Probability everyone else has a club when I have two clubs?

Question

A problem in probability I was toying with:

Using the standard 52-card set, four cards are dealt to four players. Given that Player 1 has exactly two clubs, what is the probability that the other three players each have at least one club?

I'm imagining counting the number of permutations of the deck that would result in such hands, then dividing by $52!$. So far, I'm fairly sure that there are $$\underbrace{\binom{13}{2}}_{\text{club}}\cdot \underbrace{\binom{39}{2}}_{\text{non-club}} = \frac{13\cdot 12}{2}\cdot \frac{39\cdot 38}{2} = \frac{231192}{4}=57798$$ possible hands for Player 1. This leaves a 48-card deck with 11 clubs and 37 non-clubs from which to draw hands for the other 3 players. But from here, I'm not sure how to continue counting.

A Python simulation suggests the probability is around $26\%$.

Answer 1

Outline/Major Hints:

Without loss of generality, suppose that player $1$ was dealt specifically $A\clubsuit, 2\clubsuit, A\heartsuit, 2\heartsuit$.

You have then $11$ remaining clubs and $37$ remaining non-clubs to distribute.

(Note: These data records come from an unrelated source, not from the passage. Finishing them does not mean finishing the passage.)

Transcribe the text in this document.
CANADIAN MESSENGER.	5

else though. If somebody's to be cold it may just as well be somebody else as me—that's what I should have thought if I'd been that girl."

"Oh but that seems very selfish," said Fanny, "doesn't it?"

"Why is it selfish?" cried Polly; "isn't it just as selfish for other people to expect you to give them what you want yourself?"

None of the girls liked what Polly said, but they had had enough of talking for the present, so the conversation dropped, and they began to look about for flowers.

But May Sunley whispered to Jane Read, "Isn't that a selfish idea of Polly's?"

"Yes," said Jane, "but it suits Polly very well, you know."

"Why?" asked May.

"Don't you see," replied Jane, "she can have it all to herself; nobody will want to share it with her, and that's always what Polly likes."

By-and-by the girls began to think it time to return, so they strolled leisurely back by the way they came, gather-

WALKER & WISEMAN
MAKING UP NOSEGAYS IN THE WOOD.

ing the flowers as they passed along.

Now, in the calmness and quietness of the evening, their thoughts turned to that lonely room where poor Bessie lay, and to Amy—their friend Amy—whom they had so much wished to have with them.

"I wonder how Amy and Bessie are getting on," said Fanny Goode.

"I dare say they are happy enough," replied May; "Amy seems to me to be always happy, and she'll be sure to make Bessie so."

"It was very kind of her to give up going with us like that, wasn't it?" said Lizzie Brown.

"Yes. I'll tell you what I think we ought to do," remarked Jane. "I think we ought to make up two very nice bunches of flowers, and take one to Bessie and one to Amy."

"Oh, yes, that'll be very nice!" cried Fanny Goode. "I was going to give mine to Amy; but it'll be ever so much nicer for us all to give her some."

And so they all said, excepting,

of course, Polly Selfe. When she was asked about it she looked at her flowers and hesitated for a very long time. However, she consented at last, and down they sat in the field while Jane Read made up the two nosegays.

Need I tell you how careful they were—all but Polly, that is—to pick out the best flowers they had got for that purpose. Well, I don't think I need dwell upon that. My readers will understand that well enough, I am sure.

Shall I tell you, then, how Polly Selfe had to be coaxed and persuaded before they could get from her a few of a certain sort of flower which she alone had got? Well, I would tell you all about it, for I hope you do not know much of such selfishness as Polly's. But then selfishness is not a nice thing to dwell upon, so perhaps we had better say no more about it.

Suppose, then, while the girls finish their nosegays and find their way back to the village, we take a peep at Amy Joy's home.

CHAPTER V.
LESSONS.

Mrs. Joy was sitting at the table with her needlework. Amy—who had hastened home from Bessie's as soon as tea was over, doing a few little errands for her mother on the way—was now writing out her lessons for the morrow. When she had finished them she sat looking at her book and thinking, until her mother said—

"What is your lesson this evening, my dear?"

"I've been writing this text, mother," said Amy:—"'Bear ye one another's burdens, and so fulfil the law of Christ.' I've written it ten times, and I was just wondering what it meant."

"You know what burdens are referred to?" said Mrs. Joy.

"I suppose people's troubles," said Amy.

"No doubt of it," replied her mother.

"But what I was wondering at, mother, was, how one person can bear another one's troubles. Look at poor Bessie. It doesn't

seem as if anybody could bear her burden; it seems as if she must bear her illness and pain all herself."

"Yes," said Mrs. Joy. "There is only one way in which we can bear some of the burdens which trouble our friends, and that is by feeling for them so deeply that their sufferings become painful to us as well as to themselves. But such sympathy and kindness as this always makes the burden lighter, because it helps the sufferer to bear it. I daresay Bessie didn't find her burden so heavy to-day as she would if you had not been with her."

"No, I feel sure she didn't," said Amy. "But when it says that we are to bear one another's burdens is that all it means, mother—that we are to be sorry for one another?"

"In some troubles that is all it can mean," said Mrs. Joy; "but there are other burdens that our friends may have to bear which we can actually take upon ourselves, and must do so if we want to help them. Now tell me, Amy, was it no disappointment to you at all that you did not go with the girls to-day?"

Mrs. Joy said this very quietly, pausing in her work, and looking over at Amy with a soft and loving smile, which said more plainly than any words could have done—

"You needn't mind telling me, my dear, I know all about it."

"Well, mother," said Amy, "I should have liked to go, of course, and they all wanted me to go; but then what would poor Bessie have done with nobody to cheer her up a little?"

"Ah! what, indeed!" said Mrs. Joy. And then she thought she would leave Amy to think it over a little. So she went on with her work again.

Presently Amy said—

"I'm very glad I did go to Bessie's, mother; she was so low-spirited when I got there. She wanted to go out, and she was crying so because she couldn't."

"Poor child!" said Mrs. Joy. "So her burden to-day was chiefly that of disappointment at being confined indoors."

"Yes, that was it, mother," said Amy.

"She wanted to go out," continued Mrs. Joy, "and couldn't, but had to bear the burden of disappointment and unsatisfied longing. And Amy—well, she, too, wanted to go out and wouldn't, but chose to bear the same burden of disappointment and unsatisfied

We consider all ways to distribute these $48$ cards among the second, third, and fourth players as our new restricted sample space.

Let $A,B,C$ represent the events that the second, third, and fourth players have no clubs respectively.

We are interested in calculating $P(A^c\cap B^c\cap C^c)$, i.e. the second, third, and fourth players all have at least one club (given that player one has exactly two clubs)

By De'Morgan's: $P(A^c\cap B^c\cap C^c)=P((A\cup B\cup C)^c) = 1-P(A\cup B\cup C)$

By inclusion-exclusion: $\dots = 1-P(A)-P(B)-P(C)+P(A\cap B)+P(A\cap C)+P(B\cap C)-P(A\cap B\cap C)$

Continue by calculating each of $P(A),P(A\cap B),P(A\cap B\cap C)$ and plugging in to calculate the probability you are after.

$P(A)$ is the probability that player $2$ receives no clubs out of the $11$ clubs and $37$ non-clubs that are being distributed. There are $\binom{48}{4}$ possible hands that player $2$ could have gotten (given that player $1$ received the hand he did) and $\binom{37}{4}$ of which have no clubs. The probability $P(A)$ is therefore $\binom{37}{4}/\binom{48}{4}$. Continue similarly for the rest.

$~$

I calculate an exact probability of $\frac{37960141}{144841028} \approx 0.2620814110764251\dots$ seemingly confirming your simulation. I leave it to you to come up with the algebraic expression that I used to arrive at this result given my earlier hints.